– Что ж, – уродливая улыбка исказила лицо принца. Из-за шрама, опускающего край левого глаза и поднимающего край левой губы, мало кто мог читать эмоции наследника. Его считали непредсказуемым. – Играй, Гедда. Играй, пока играется.

Наследник отпустил её и, разом потеряв интерес к сестре, направился по галерее прочь. Принцесса проводила его настороженным взглядом.

Как он смел так говорить о Калфусе? Смелом, отчаянном, дерзком? Гедда была уверена: Калфус смог бы убить отца раньше собственного тридцатилетия. Альшарса все боятся, но король всё ещё не он.

Когда Джия откроет Морские врата и пустит всадников, Гедда нанесёт брату неожиданный удар. Принцесса долго накапливала кровавую магию, принося богу жертвы, но практически не расходуя его дары. Разве что чуть-чуть. Да ещё какая-то часть силы уходила на подпитку отца: старик не должен умереть раньше срока, иначе корону наденет Альшарс, а это никак не входило в планы его сестры.

– «Всадники кинут жребий, кому войти к тебе. Кому ты отдашь свою плеть», – передразнила она. – Нет, Альшарс, свою плеть я не отдам никому. Она мне пригодится самой.

Хорошо, что Калфус погиб. Гедда любила брата, но понимала: будь он жив, сестра никогда бы не смогла свершить то, что намеревалась. Немыслимое, неслыханное. Никогда ещё женщина не правила всадниками. Удел женщины был рожать и услаждать супруга. Те, кто не желал, становились охотницами.

Охотницы не должны были выходить замуж, рожать детей. Некоторые рожали, Гедда знала об этом. К своей свите она относилась милостиво и всегда давала выбор: отдать дитя своей принцессе, чтобы та сбыла его с рук, и никогда больше ничего не слышать о нём, или принести в жертву. За убийство собственного ребёнка кровавый бог одарял щедро.

Гедда знала тех, кто бестрепетной рукой исполнял свой долг, и тех, кто, со слезами, стынущими в глазах, отдавал хнычущий свёрток принцессе и умолял пристроить дитя как можно лучше. Не рабом, не игрушкой всадников. Гедда обещала. Она действительно держала слово: ребёнок не становился ни рабом, ни игрушкой. Его ждала лучшая из участей – напитать своей душой Смерть, стать источником мощнейшей магии.

8. Глава 7. Ювина сердится

Гичка оказалась шлюпкой с парусами. Четверо молчаливых матросов закрепили обе мачты, фок и грот, запихнув их толстые края в специальные выемки, спрятанные в сиденьях, разложили вёсла вдоль бортов. Демонстрирующий сумрачным видом своё недовольство Рандвальд сел назад. Джия уже знала, что зад корабля называется кормой и там находится руль. Ларан, радостный и взбудораженный, взгромоздился на нос. Ветер трепал его распущенные волосы, придавая герцогу залихватский вид.

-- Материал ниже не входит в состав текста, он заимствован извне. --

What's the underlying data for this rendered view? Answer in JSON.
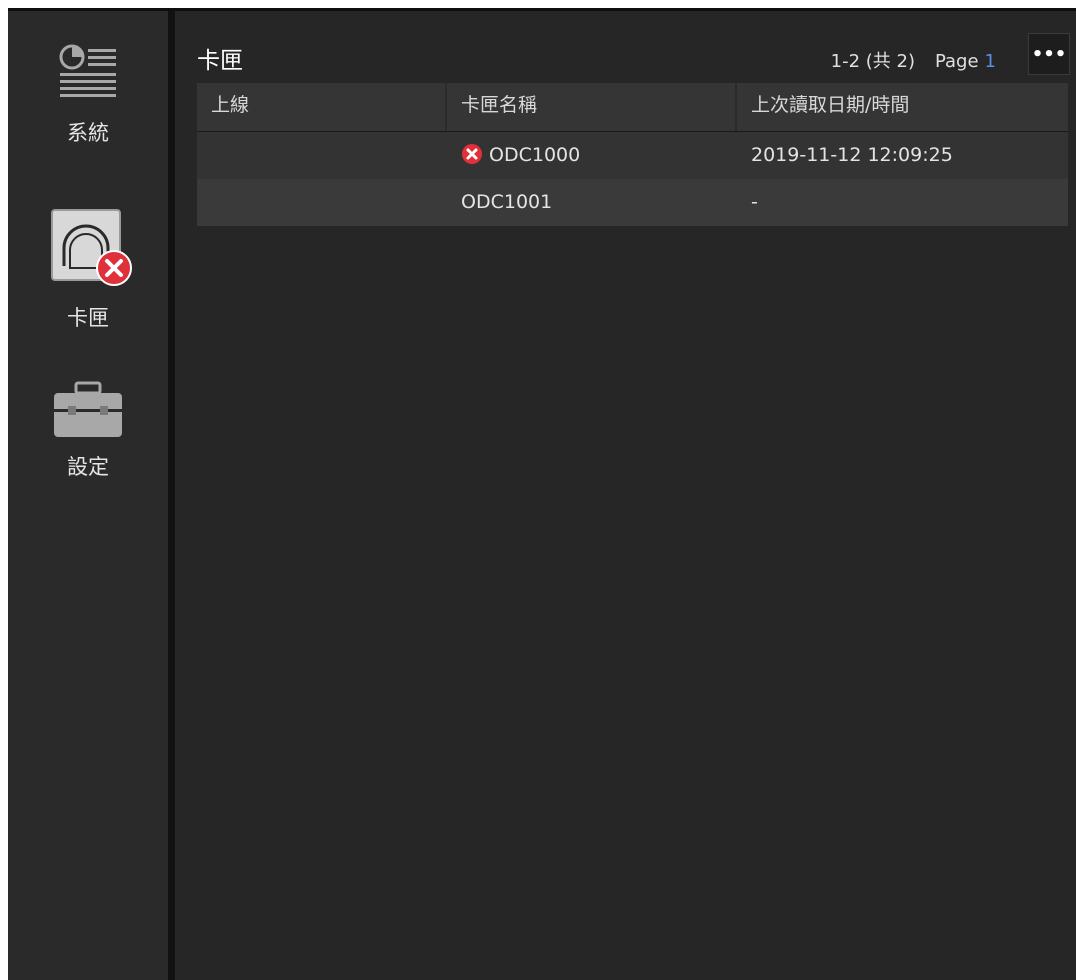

Едва Джия оказалась в танцующей гичке, как ей тотчас подурнело. Желудок скрутился, голова закружилась. Ларан скинул с ног сапоги, обернулся и скомандовал:

– Джия, на фок. Иди сюда.

Девушка шагнула и пошатнулась было, но бравые матросы вытянули руки и, держась за их мозолистые ладони, княжна с трудом перебралась вперёд. Спорить с герцогом она не решилась.

– Ю, ты на гроте. Делай, что ребята скажут, – распорядился Ларан и, подхватив пошатнувшуюся девушку, притянул её к себе. – Смотри вперёд, на горизонт. Не смотри на волны. Смотри на то, что не движется.

Он приобнял её за плечи. Джия хотела было возмутиться, но морская болезнь словно отступала от прикосновения морского герцога. Может, это тоже магия?

– И карамельку, – шепнул Ларан ей на ухо и протянул медовый кругляшок.

Девушка не осмелилась возразить. На вкус сладость оказалась не сладкой, от её ядрёности слёзы выступили из глаз.

– Только не жуй. Соси. Жевать это слишком банально, – и, обернувшись назад герцог громко выкрикнул: – Вёсла на воду. Вальди, принимай командование на себя.